# Man I am an IDIOT!



## WayneCustom7 (Jan 20, 2006)

Well lately I have been working on my tone, since, as some of you may know, I had to do some re-shaping so that we mix together better as a band! Well, things were coming along nicely, I was going through all of the settings and then I came to a button on my ToneLab SE *Presence/NR*. Now I thought this button controlled ONLY the Noise Reduction. In other words I thought the presence part controlled how present the noise reduction was, and naturally it was set LOW...so fuck when I realized it was actually PRESENCE I flipped, cranked it WAY up, and almost passed out by the searing crunch which now blew out of my 4x12. That was one of my problems all along...NO PRECENSE...somebody hit me with a frying pan please!


----------



## nitelightboy (Jan 20, 2006)

<bang> You have been hit!


----------



## Leon (Jan 20, 2006)

presents rule 

(i have my presence dialed high as well.)


----------



## WayneCustom7 (Jan 20, 2006)

It's like night and day, now I can turn the gain down if I want...can someone remind me please of how stupid I can be...I should just learn to read manuals and become aquainted with things first before jumping in head first...come to think of it, that's the story of my life


----------



## Leon (Jan 20, 2006)

i rarely read manuals. but, i'm also a knob-tweaker, so i find out what everything does on a fairly short timescale.
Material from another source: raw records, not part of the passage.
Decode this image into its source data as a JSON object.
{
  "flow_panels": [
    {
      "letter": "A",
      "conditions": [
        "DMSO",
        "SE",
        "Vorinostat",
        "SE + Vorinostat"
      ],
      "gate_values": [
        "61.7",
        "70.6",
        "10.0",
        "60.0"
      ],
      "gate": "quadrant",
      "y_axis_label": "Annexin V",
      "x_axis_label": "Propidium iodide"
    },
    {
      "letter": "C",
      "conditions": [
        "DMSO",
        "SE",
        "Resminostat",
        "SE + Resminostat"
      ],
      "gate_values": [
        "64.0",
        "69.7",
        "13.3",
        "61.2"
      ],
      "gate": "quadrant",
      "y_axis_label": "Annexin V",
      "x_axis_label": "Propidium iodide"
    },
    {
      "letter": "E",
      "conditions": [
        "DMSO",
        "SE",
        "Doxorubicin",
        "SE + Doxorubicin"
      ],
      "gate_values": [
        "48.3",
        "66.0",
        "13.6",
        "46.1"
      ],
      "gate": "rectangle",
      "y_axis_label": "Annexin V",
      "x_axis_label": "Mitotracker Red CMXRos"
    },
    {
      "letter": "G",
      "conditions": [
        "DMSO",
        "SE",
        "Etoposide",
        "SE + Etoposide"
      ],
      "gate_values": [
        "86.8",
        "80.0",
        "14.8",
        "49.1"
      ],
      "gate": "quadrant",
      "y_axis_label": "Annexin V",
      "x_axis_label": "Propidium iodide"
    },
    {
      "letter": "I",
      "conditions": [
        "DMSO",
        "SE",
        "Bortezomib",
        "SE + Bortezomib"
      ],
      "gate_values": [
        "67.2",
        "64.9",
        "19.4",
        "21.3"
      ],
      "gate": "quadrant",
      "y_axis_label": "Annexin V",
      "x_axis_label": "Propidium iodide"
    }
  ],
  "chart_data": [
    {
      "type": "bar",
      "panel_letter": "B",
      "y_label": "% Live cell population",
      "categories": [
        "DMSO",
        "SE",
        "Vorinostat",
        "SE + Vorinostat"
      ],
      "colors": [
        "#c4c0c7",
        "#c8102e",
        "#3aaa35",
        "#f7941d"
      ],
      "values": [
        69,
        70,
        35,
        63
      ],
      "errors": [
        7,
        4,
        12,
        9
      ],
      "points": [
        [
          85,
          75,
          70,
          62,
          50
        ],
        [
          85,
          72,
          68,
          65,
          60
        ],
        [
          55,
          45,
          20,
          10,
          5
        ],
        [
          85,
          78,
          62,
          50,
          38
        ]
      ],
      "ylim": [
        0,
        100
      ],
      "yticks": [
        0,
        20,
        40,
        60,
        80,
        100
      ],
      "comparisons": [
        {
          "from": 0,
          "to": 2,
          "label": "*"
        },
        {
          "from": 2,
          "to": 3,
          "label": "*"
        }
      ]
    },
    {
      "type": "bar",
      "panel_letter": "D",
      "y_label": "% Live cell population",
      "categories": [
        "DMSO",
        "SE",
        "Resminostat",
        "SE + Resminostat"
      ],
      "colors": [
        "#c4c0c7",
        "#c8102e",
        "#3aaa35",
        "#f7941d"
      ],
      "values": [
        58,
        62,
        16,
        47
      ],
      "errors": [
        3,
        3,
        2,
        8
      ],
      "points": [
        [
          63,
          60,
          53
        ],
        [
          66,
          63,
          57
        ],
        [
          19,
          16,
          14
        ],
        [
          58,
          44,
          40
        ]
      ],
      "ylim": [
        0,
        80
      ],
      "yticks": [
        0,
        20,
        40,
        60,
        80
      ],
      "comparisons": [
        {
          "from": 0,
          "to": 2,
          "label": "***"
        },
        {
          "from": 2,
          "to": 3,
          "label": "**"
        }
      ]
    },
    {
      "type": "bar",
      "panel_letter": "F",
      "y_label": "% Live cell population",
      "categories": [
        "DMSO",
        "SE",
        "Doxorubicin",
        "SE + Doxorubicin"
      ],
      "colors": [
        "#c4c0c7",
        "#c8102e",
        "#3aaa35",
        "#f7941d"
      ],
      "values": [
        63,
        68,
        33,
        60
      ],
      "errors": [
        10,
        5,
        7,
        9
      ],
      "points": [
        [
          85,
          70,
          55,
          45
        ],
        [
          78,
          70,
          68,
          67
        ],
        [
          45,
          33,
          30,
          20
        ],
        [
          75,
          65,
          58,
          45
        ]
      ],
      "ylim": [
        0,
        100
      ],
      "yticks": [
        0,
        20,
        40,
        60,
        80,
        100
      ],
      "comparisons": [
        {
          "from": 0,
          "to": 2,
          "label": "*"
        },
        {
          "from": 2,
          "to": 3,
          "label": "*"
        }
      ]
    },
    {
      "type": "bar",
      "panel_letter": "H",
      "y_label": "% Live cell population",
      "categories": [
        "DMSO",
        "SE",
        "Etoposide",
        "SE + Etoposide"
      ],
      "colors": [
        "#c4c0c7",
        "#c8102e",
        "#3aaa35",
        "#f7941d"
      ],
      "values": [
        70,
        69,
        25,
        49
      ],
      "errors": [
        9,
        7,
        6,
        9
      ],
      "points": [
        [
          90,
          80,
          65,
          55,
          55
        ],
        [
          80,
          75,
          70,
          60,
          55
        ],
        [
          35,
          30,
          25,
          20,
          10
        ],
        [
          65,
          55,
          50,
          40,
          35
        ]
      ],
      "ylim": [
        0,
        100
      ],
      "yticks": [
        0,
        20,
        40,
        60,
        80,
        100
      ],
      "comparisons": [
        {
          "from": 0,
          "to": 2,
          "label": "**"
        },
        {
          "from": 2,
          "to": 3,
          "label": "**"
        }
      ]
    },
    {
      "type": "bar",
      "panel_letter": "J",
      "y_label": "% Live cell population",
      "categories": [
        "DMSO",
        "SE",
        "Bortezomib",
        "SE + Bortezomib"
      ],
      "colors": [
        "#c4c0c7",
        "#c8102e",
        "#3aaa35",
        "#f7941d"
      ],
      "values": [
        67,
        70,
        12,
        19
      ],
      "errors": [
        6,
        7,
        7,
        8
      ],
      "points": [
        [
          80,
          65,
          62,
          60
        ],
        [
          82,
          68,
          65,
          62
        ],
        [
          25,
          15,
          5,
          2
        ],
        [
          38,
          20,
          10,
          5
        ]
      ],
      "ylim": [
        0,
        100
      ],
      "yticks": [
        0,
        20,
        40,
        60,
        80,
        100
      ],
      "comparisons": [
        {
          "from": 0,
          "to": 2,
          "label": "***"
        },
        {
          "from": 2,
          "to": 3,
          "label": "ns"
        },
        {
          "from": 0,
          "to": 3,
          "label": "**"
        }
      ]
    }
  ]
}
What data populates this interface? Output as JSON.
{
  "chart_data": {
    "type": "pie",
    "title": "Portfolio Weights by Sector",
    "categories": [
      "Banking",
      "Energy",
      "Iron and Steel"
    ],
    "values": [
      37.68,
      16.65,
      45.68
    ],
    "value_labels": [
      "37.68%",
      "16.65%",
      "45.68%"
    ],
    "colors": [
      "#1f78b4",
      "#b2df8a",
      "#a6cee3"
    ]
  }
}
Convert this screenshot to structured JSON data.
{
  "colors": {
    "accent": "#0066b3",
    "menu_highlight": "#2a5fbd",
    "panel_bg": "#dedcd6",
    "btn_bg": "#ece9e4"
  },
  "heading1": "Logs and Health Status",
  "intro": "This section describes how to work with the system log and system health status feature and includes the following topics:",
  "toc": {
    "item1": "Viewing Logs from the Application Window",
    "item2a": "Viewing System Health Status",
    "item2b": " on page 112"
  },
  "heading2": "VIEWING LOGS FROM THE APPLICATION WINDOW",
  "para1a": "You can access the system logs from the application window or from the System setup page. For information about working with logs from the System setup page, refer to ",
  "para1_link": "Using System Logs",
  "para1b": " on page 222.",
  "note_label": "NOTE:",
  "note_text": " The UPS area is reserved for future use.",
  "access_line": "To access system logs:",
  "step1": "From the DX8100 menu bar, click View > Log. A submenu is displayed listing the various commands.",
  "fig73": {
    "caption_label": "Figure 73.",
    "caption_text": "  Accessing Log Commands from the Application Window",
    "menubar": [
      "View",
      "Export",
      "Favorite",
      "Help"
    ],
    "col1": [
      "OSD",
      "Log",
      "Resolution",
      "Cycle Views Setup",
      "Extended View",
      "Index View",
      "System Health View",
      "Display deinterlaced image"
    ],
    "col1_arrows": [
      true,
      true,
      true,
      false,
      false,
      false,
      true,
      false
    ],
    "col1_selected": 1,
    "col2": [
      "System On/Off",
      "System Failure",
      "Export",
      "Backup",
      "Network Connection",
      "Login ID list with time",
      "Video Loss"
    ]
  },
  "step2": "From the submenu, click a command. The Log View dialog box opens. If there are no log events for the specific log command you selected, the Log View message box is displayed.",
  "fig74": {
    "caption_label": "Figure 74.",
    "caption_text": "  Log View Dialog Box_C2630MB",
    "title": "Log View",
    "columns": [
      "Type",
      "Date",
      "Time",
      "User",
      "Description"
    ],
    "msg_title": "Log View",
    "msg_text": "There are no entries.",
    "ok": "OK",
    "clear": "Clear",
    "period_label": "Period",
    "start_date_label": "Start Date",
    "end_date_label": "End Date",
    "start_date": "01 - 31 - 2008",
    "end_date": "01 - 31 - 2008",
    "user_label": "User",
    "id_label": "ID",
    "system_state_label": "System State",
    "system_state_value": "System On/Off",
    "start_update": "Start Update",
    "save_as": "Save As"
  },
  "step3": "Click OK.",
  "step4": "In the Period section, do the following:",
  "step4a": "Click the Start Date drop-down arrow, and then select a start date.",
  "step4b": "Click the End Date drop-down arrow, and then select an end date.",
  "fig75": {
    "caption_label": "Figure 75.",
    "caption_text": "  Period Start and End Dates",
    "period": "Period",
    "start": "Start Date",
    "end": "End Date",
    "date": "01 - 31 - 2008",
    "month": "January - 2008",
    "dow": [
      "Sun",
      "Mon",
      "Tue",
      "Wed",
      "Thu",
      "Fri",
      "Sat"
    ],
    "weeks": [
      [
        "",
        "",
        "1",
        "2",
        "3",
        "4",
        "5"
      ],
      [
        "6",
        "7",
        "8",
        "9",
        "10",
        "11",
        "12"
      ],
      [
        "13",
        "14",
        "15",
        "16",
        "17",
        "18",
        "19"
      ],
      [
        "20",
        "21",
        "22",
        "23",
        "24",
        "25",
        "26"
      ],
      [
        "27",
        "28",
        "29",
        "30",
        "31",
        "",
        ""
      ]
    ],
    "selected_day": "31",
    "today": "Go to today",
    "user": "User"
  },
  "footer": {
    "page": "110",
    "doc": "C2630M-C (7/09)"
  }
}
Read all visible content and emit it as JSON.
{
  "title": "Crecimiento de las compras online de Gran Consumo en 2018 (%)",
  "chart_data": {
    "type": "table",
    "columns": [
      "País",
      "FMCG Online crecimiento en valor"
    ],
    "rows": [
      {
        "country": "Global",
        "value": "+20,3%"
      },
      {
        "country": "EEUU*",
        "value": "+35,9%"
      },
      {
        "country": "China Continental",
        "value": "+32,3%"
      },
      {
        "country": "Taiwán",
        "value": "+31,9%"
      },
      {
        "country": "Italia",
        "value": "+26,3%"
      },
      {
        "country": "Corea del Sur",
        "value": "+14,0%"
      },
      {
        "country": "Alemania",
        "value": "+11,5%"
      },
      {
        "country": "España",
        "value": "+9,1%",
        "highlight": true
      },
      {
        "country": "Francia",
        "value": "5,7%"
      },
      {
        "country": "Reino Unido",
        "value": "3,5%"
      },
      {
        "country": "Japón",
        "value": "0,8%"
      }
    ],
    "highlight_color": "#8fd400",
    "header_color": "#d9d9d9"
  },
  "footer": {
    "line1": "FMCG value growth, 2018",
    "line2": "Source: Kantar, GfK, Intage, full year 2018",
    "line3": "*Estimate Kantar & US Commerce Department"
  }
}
on the upside, you'll NEVER FORGET about the presence control!


----------



## WayneCustom7 (Jan 20, 2006)

Leon said:


> i rarely read manuals. but, i'm also a knob-tweaker, so i find out what everything does on a fairly short timescale.
> 
> on the upside, you'll NEVER FORGET about the presence control!


Amen to that. It's like I've purchased a whole new setup, man I've got crunch coming out of my a-hole for shit's sake...


----------



## darren (Jan 20, 2006)

WayneCustom7 said:


> Amen to that. It's like I've purchased a whole new setup, man I've got crunch coming out of my a-hole for shit's sake...


I won't ask how the crunch got in there in the first place.


----------



## nitelightboy (Jan 20, 2006)

WayneCustom7 said:


> ...can someone remind me please of how stupid I can be...I should just learn to read manuals and become aquainted with things first before jumping in head first...come to think of it, that's the story of my life




It's OK, you're Canadian, but I thought you guys had a better education system up there...oh well for that thought! HAHA!

I usually leave my presence between 12:00 and 3:00, gives me a good tone.


----------



## Shannon (Jan 20, 2006)

READ THE MANUAL from now on. That is all.


----------



## Naren (Jan 20, 2006)

I don't usually read manuals, but like Leon, I find out what every single knob, button, and switch on my amp does so that I can set them appropriately. If, for some reason, I can't figure that out by switching it on manually, I'll look at a manual for the explanation (I've searched online in the past for the answer to some questions).


----------



## The Dark Wolf (Jan 21, 2006)

Strange. I always read any manual I get. it's the only way to adequately amd thoroughly learn a piece of technology, IMO.


----------